Minister of Energy Sonya Savage,
Minister of Energy Sonya Savage listens while Premier Jason Kenney responds to the federal approval of the Trans Mountain Pipeline in Edmonton on Tuesday June 18, 2019. File photo by The Canadian Press/Amber Bracken

Alberta's energy war room is now a legal entity with a new name, a new managing director and a plan to be running by Christmas.

Energy Minister Sonya Savage said the Canadian Energy Centre is now incorporated and former journalist and United Conservative party candidate Tom Olsen has been hired as managing director.

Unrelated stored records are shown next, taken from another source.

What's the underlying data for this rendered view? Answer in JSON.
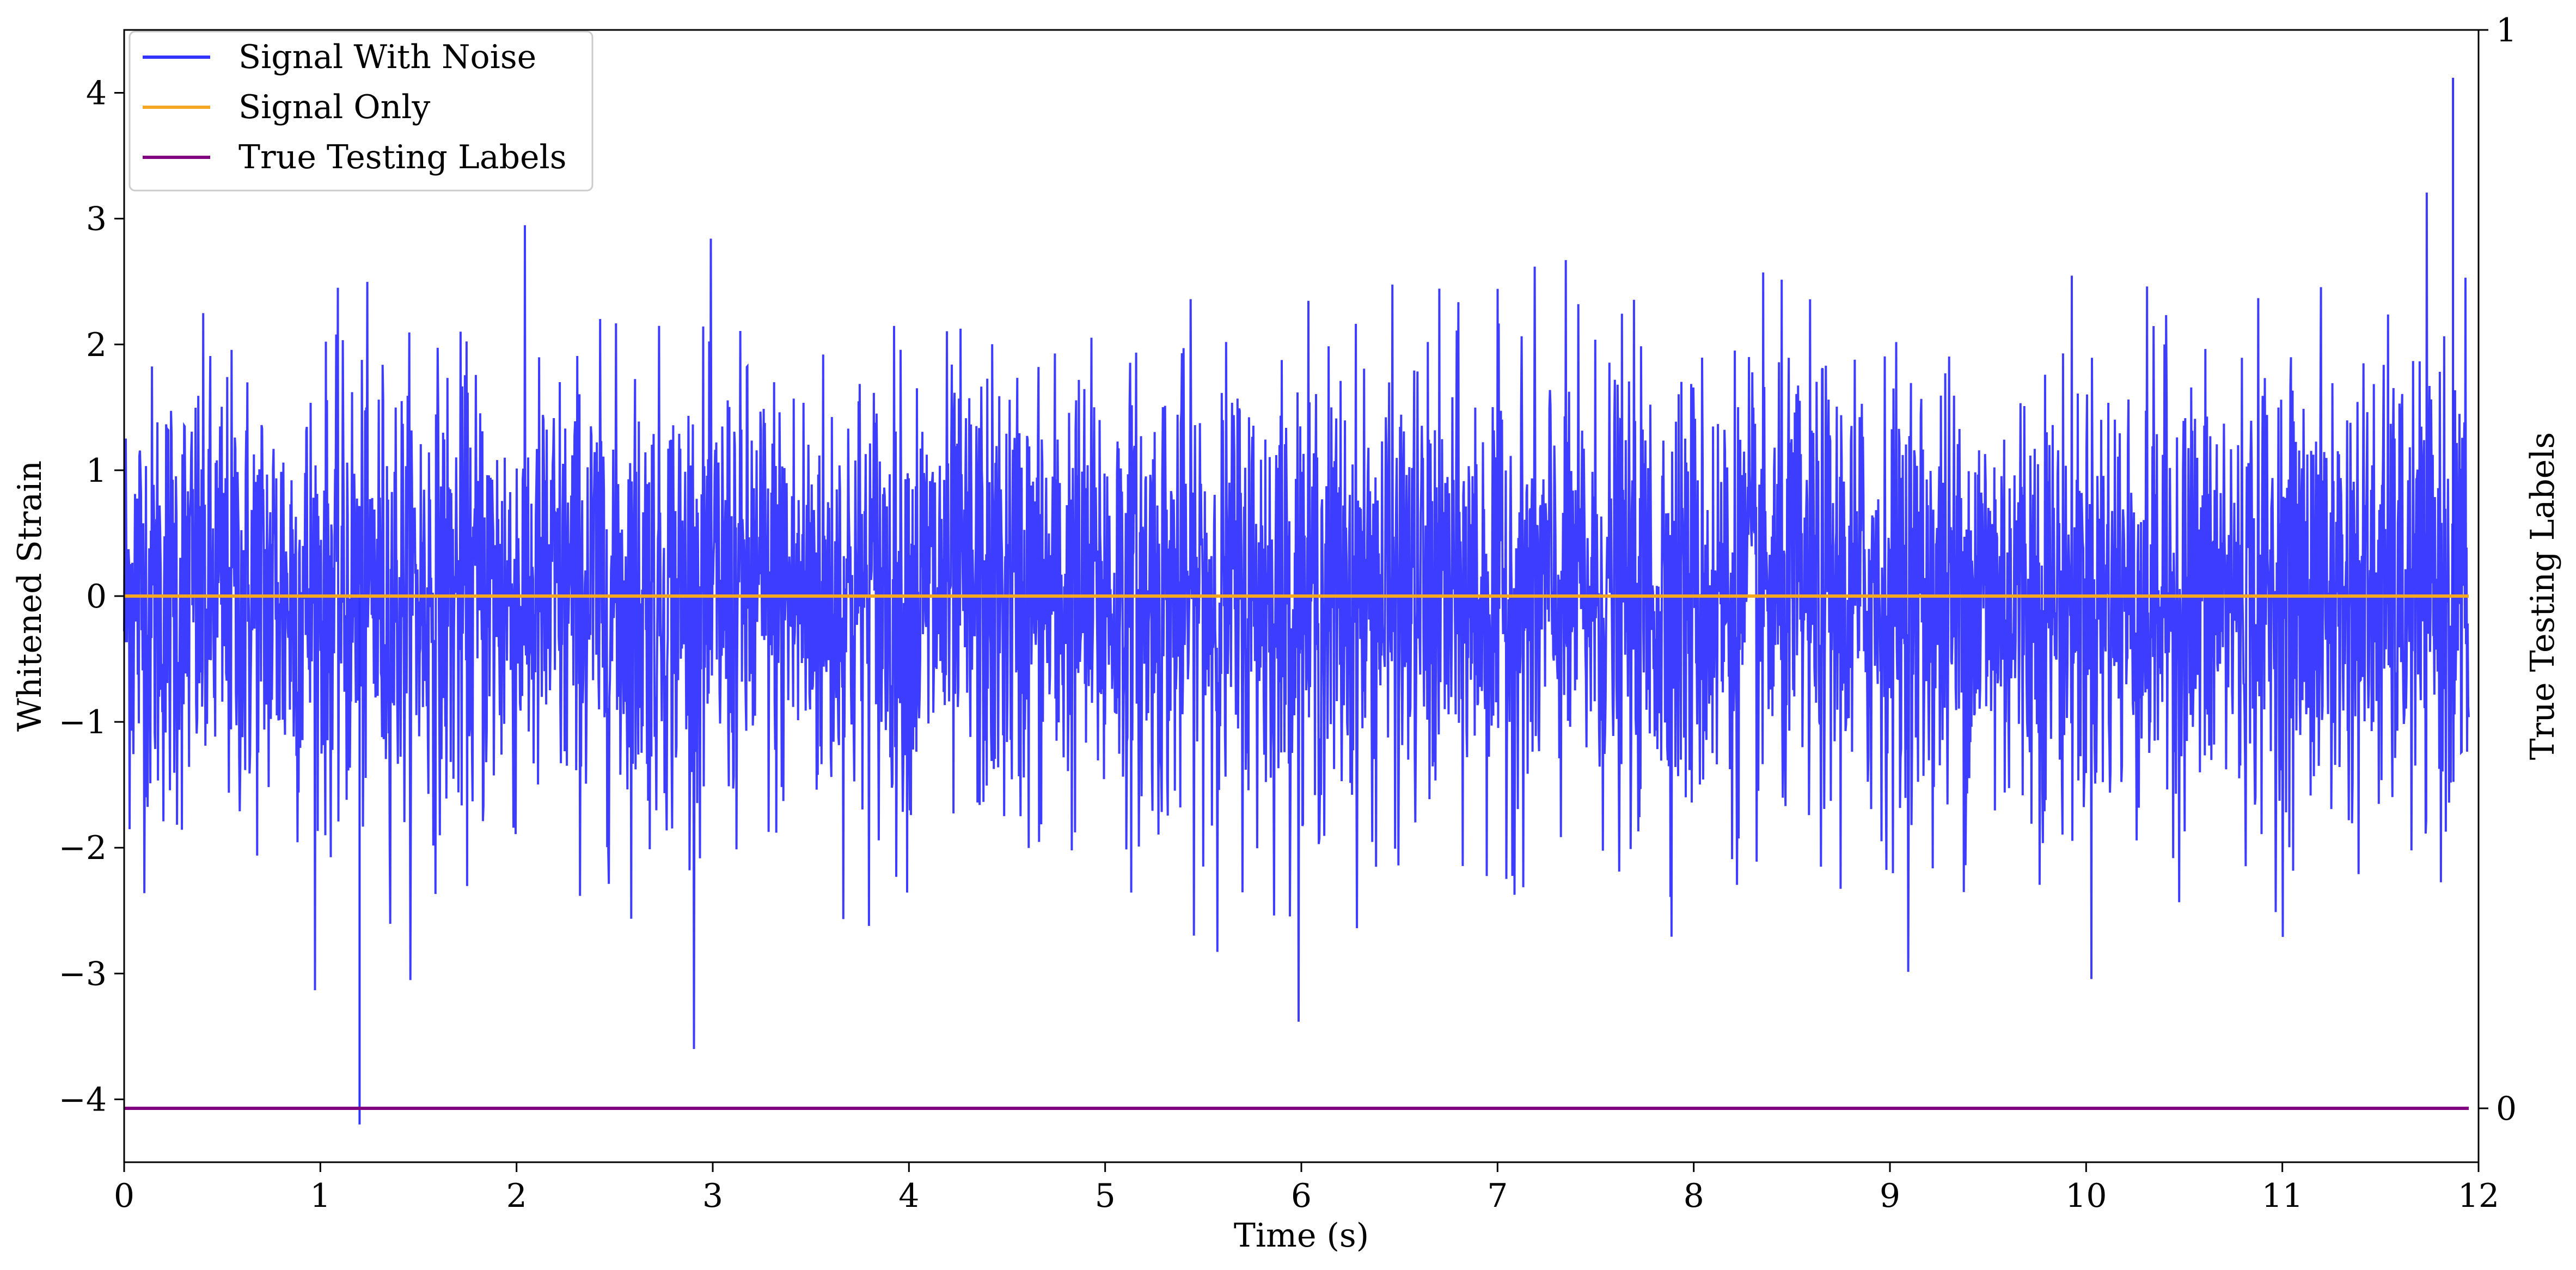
{
  "chart_data": {
    "type": "line",
    "title": "",
    "xlabel": "Time (s)",
    "ylabel": "Whitened Strain",
    "y2label": "True Testing Labels",
    "xlim": [
      0,
      12
    ],
    "ylim": [
      -4.5,
      4.5
    ],
    "y2lim": [
      -0.05,
      1.0
    ],
    "x_ticks": [
      "0",
      "1",
      "2",
      "3",
      "4",
      "5",
      "6",
      "7",
      "8",
      "9",
      "10",
      "11",
      "12"
    ],
    "y_ticks": [
      "−4",
      "−3",
      "−2",
      "−1",
      "0",
      "1",
      "2",
      "3",
      "4"
    ],
    "y2_ticks": [
      "0",
      "1"
    ],
    "grid": false,
    "legend_position": "upper-left",
    "series": [
      {
        "name": "Signal With Noise",
        "color": "#3333ff",
        "axis": "left",
        "style": "noise",
        "noise_sigma": 0.9,
        "peak_high": 4.12,
        "peak_low": -4.2,
        "x_range": [
          0,
          11.95
        ]
      },
      {
        "name": "Signal Only",
        "color": "#f5a623",
        "axis": "left",
        "x": [
          0,
          11.95
        ],
        "values": [
          0,
          0
        ]
      },
      {
        "name": "True Testing Labels",
        "color": "#800080",
        "axis": "right",
        "x": [
          0,
          11.95
        ],
        "values": [
          0,
          0
        ]
      }
    ]
  }
}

Savage said the centre will focus on improving the reputation of Alberta's oil and gas sector and challenging those it believes are delivering misinformation.

"There will be social media. There will be traditional media," Savage said Wednesday.

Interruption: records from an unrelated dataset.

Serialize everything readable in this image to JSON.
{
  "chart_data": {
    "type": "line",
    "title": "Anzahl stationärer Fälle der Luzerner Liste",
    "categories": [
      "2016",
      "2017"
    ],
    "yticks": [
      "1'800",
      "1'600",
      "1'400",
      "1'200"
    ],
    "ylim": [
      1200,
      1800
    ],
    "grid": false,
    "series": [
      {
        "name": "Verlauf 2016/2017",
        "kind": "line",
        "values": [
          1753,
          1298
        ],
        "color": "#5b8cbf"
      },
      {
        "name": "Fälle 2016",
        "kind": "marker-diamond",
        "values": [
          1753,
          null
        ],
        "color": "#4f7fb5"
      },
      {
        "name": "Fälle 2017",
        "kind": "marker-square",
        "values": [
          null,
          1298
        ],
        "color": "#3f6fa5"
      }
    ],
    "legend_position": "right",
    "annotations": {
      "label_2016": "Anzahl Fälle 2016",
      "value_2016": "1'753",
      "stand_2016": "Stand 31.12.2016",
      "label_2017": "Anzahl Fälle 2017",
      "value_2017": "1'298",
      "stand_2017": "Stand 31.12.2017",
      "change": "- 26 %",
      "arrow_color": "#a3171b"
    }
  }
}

"There will be speaking engagements, anything that you can get that can be utilized to get the story out because over the last decade that story has been framed, and the narrative has been set, by opposition to our oil and gas sector."

The Calgary-based war room will have a budget of $30 million.

She said Olsen, who worked as a senior staffer under former premier Ed Stelmach, will set up the office and hire staff.

Savage, Environment Minister Jason Nixon and Justice Minister Doug Schweitzer are the board of directors.

There will be three departments: a research group, a data analysis wing and a rapid response team to challenge misinformation in real time while promoting information about Alberta's oil and gas sector.

Savage said the war room won't target or demonize specific critics.

"This is about telling our story, setting the narrative, disputing the narrative opposing our oil and gas sector," she said. "It's not about going after individual people."

She said it will be called the Canadian Energy Centre instead of the Alberta Energy Centre because it will have to take the message to investors and other decision makers around the world.

"And we also know that when the energy sector prospers, the entire country prospers. So it is more than just an Alberta issue. It's a Canadian issue."

The centre is part of what Premier Jason Kenney has termed a "fight-back" strategy against those he says are unfairly denigrating the industry and contributing to the landlocking of Alberta's non-renewable resources.

The province has also launched a $2.5-million public inquiry into foreign funding of anti-oil advocacy groups.

NDP critic Irfan Sabir said the former NDP government worked with stakeholders and other levels of government to promote Alberta's oil and gas sector and its commitment to environmental sustainability.

Sabir said the war room is a waste of money.

"This government is spending $30 million for a soft landing of one of their failed candidates," he said.

In the April election, Olsen lost to NDP member Joe Ceci in the Calgary Buffalo constituency.

Sabir said the money is particularly critical given Kenney's government is signalling there will be cuts in the Oct. 24 budget.